Le concept, encore au stade expérimental, est simple : il s’agit d’une sphère d’environ 2 mètres de diamètre constituée de 70 tiges de bambou présentant à leur extrémité des disques de plastique blanc biodégradable. Suffisamment légère pour être poussée par la seule force du vent, elle est aussi suffisamment lourde et résistante pour absorber le choc d’au moins trois explosions. La sphère est par ailleurs dotée d’un capteur qui permet de la localiser en permanence par GPS et d’enregistrer ainsi les chemins les plus sûrs.
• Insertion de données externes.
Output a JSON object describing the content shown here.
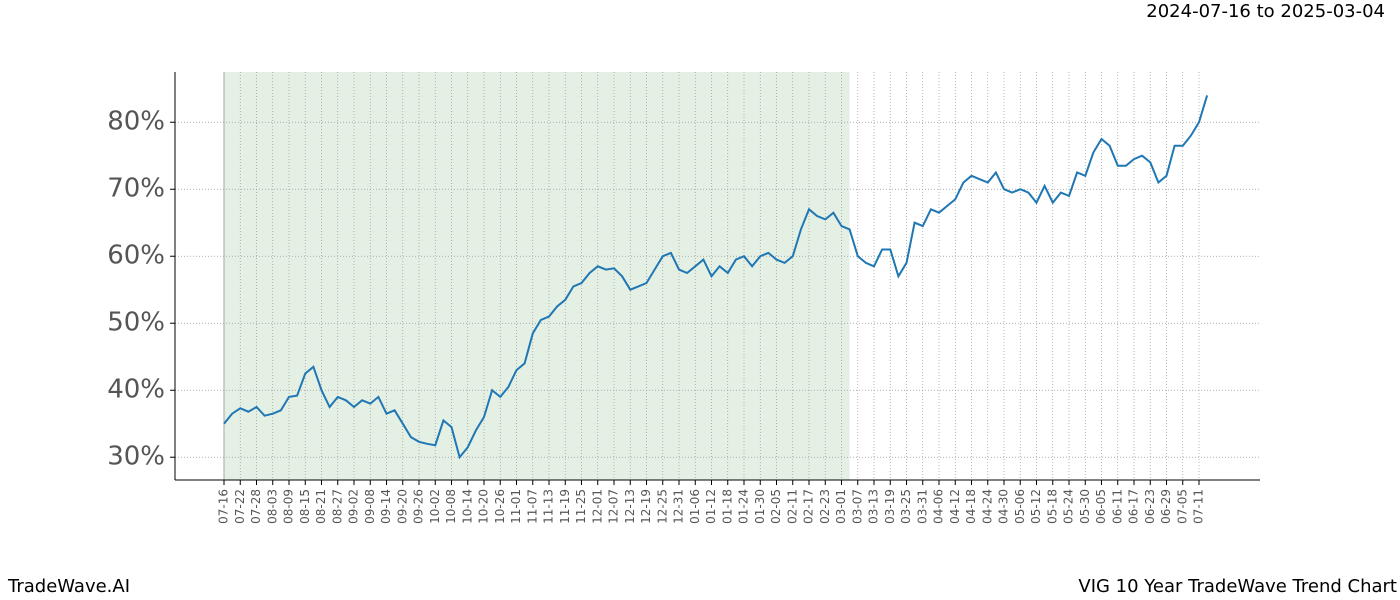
{
  "chart_data": {
    "type": "line",
    "subtitle": "2024-07-16 to 2025-03-04",
    "footer_left": "TradeWave.AI",
    "footer_right": "VIG 10 Year TradeWave Trend Chart",
    "categories": [
      "07-16",
      null,
      "07-22",
      null,
      "07-28",
      null,
      "08-03",
      null,
      "08-09",
      null,
      "08-15",
      null,
      "08-21",
      null,
      "08-27",
      null,
      "09-02",
      null,
      "09-08",
      null,
      "09-14",
      null,
      "09-20",
      null,
      "09-26",
      null,
      "10-02",
      null,
      "10-08",
      null,
      "10-14",
      null,
      "10-20",
      null,
      "10-26",
      null,
      "11-01",
      null,
      "11-07",
      null,
      "11-13",
      null,
      "11-19",
      null,
      "11-25",
      null,
      "12-01",
      null,
      "12-07",
      null,
      "12-13",
      null,
      "12-19",
      null,
      "12-25",
      null,
      "12-31",
      null,
      "01-06",
      null,
      "01-12",
      null,
      "01-18",
      null,
      "01-24",
      null,
      "01-30",
      null,
      "02-05",
      null,
      "02-11",
      null,
      "02-17",
      null,
      "02-23",
      null,
      "03-01",
      null,
      "03-07",
      null,
      "03-13",
      null,
      "03-19",
      null,
      "03-25",
      null,
      "03-31",
      null,
      "04-06",
      null,
      "04-12",
      null,
      "04-18",
      null,
      "04-24",
      null,
      "04-30",
      null,
      "05-06",
      null,
      "05-12",
      null,
      "05-18",
      null,
      "05-24",
      null,
      "05-30",
      null,
      "06-05",
      null,
      "06-11",
      null,
      "06-17",
      null,
      "06-23",
      null,
      "06-29",
      null,
      "07-05",
      null,
      "07-11",
      null
    ],
    "series": [
      {
        "color": "#1f77b4",
        "values": [
          35,
          36.5,
          37.3,
          36.8,
          37.5,
          36.2,
          36.5,
          37,
          39,
          39.2,
          42.5,
          43.5,
          40,
          37.5,
          39,
          38.5,
          37.5,
          38.5,
          38,
          39,
          36.5,
          37,
          35,
          33,
          32.3,
          32,
          31.8,
          35.5,
          34.5,
          30,
          31.5,
          34,
          36,
          40,
          39,
          40.5,
          43,
          44,
          48.5,
          50.5,
          51,
          52.5,
          53.5,
          55.5,
          56,
          57.5,
          58.5,
          58,
          58.2,
          57,
          55,
          55.5,
          56,
          58,
          60,
          60.5,
          58,
          57.5,
          58.5,
          59.5,
          57,
          58.5,
          57.5,
          59.5,
          60,
          58.5,
          60,
          60.5,
          59.5,
          59,
          60,
          64,
          67,
          66,
          65.5,
          66.5,
          64.5,
          64,
          60,
          59,
          58.5,
          61,
          61,
          57,
          59,
          65,
          64.5,
          67,
          66.5,
          67.5,
          68.5,
          71,
          72,
          71.5,
          71,
          72.5,
          70,
          69.5,
          70,
          69.5,
          68,
          70.5,
          68,
          69.5,
          69,
          72.5,
          72,
          75.5,
          77.5,
          76.5,
          73.5,
          73.5,
          74.5,
          75,
          74,
          71,
          72,
          76.5,
          76.5,
          78,
          80,
          84
        ]
      }
    ],
    "shaded_span": [
      0,
      77
    ],
    "shade_color": "#e5f0e5",
    "ylim": [
      26.6,
      87.5
    ],
    "yticks": [
      {
        "value": 30,
        "label": "30%"
      },
      {
        "value": 40,
        "label": "40%"
      },
      {
        "value": 50,
        "label": "50%"
      },
      {
        "value": 60,
        "label": "60%"
      },
      {
        "value": 70,
        "label": "70%"
      },
      {
        "value": 80,
        "label": "80%"
      }
    ],
    "grid": true
  }
}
Le prototype a déjà passé des tests concluants aux Pays-Bas, où vit désormais Massoud Hassani, qui prévoit d’expérimenter son invention dans son pays natal durant l’été 2013. Pour financer son projet, il compte lever 100 000 livres sterling (un peu plus de 120 000 euros) d’ici la fin janvier via son site Internet. Avec l'aide de partenaires financiers, il espère ensuite pouvoir passer à une production industrielle de ce démineur qui ne coûte à la fabrication que 40 euros pièce.

 
 
Jouets d'enfance
 
C’est en classe de design que Massoud Hassani a eu cette idée, lorsqu’un professeur de la Design Academy de Eindhoven, aux Pays-Bas, lui a demandé de faire les plans de l’un de ses jouets d’enfance. Originaire de Kasaba, au nord-est de l’Afghanistan, il s'est revu alors courir derrière des balles fabriquées maison. "Quand j’étais petit, on apprenait à construire nos propres jouets. Mes préférés étaient les petits objets qui roulaient, poussés par le vent. Tous les gamins faisaient des courses dans le quartier, très venteux avec les montagnes environnantes", raconte Massoud Hassani sur son site.
 
"Mais souvent, nos jouets roulaient trop loin et trop vite. Et la plupart du temps, ils atterrissaient dans des coins où on ne pouvait pas les récupérer à cause des mines terrestres", poursuit-il. Vingt ans après, Massoud Hassani, qui a quitté l’Afghanistan quand il avait 14 ans, a redessiné ses jouets, en vingt fois plus grands et plus solides, et obtenu grâce à cela son diplôme en 2011.
 
Au moins 10 millions de mines terrestres
 
L’utilisation de mines et munitions durant une décennie de conflit avec la Russie a fait de l’Afghanistan l’un des pays les plus minés au monde. "L’Afghanistan aurait environ 10 millions de mines terrestres, mais en vérité, il y en a bien plus", estime Massoud Hassani. Entre 1999 et 2008, le nombre de victimes (12 069) en Afghanistan restait  le plus élevé au monde, selon le rapport de l’Observatoire des mines pour 2009. En 2011, 812 Afghans, pour la moitié des enfants, ont été ainsi tués, selon Handicap International.
 
Depuis la fin de l’occupation soviétique en 1989, de vastes opérations de déminage tentent cependant de débarrasser le pays de ses mines. Pas moins de 650 000 mines antipersonnel et 15 millions d’engins explosifs en tout genre ont été collectés, selon le Centre d’action contre les mines en Afghanistan (Macca).
 
Le gouvernement afghan, signataire de la Convention d’Ottawa (convention sur l’interdiction des mines antipersonnel), affirme qu’il ne possède plus de stocks et espère détruire toutes les mines d’ici à la fin de l’année 2013. Mais certaines accusations laissent à penser que les insurgés taliban continuent d’en poser pour nuire aux forces gouvernementales et aux troupes étrangères. Massoud Hassani espère donc "éveiller l’attention internationale, car rappelle-t-il, chaque mine détruite sauve une vie".